Japan agency hikes Fukushima accident level to 5

AFP , Friday 18 Mar 2011

Japan's nuclear safety agency alerted IAEA of raising the Fukushima crisis level to five from four on the international scale of gravity for atomic accidents

Japan's nuclear safety agency on Friday raised the Fukushima crisis level to five from four on the international scale of gravity for atomic accidents, which goes to as high as seven.

The decision by the Nuclear and Industrial Safety Agency (NISA) puts Fukushima on the same level as the 1979 accident at Three Mile Island in Pennsylvania and makes it the worst ever in Japan.

A spokesman for the agency said it had alerted the IAEA on its decision, which was made due to the condition of reactors one, two and three at the plant stricken by last week's massive earthquake and tsunami that devastated swathes of northeastern Japan.

"The cooling function was lost and the reactor cores were damaged. Radioactive particles continue to be released in the environment," he said.

Among the six reactors at the power plant, reactors one, two and three were operating at the time of the magnitude 9.0 quake and halted automatically.

But the cores are believed to have partially melted because the twin disasters knocked out the plant's reactor cooling systems, sparking a series of explosions and fires.

Authorities have since struggled to keep fuel rods inside reactors and fuel storage containment pools under water. If they are exposed to air, they could degrade further and emit large amounts of dangerous radioactive material.

France's Nuclear Safety Authority rates the Fukushima crisis at six on the scale. The Chernobyl disaster is put at seven, the highest.

Level 3 indicates a "serious incident" according to the International Atomic Energy Agency (IAEA) scale, while level four means there has been an "accident with local consequences."

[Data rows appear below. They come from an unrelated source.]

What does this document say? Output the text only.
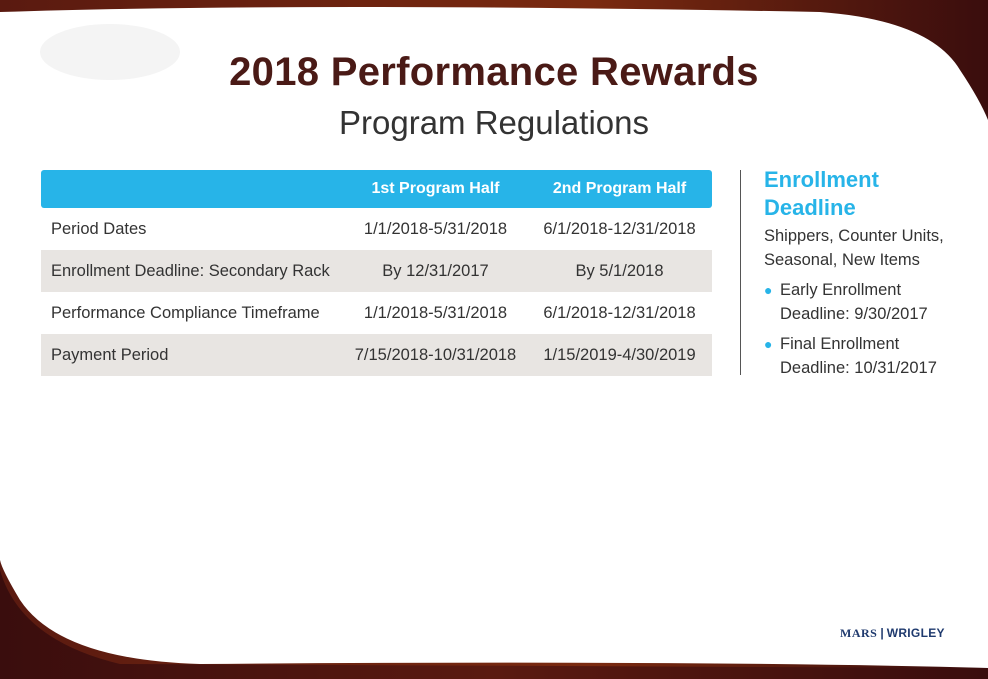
2018 Performance Rewards
Program Regulations
	1st Program Half	2nd Program Half
Period Dates	1/1/2018-5/31/2018	6/1/2018-12/31/2018
Enrollment Deadline: Secondary Rack	By 12/31/2017	By 5/1/2018
Performance Compliance Timeframe	1/1/2018-5/31/2018	6/1/2018-12/31/2018
Payment Period	7/15/2018-10/31/2018	1/15/2019-4/30/2019
Enrollment
Deadline
Shippers, Counter Units,
Seasonal, New Items
● Early Enrollment
Deadline: 9/30/2017
● Final Enrollment
Deadline: 10/31/2017
MARS | WRIGLEY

The 28 March, 1979 accident at Three Mile Island was a partial reactor meltdown that led to "very small" releases of radioactivity, according to the US Nuclear Regulatory Commission (NRC).

It caused no casualties, but was rated five on the scale, corresponding to "an accident with wider consequences."

Level 6 is a "serious accident".

The 26 April, 1986 explosion at the Soviet nuclear power plant in Chernobyl - rated a maximum 7 - was the world's worst nuclear disaster.

Unleashed by an unauthorised technical experiment, it spewed radioactive dust over swathes of Ukraine, Belarus, Russia and western Europe. Estimates of the death toll range from a UN 2005 figure of 4,000 to tens or even hundreds of thousands, proposed by non-governmental groups.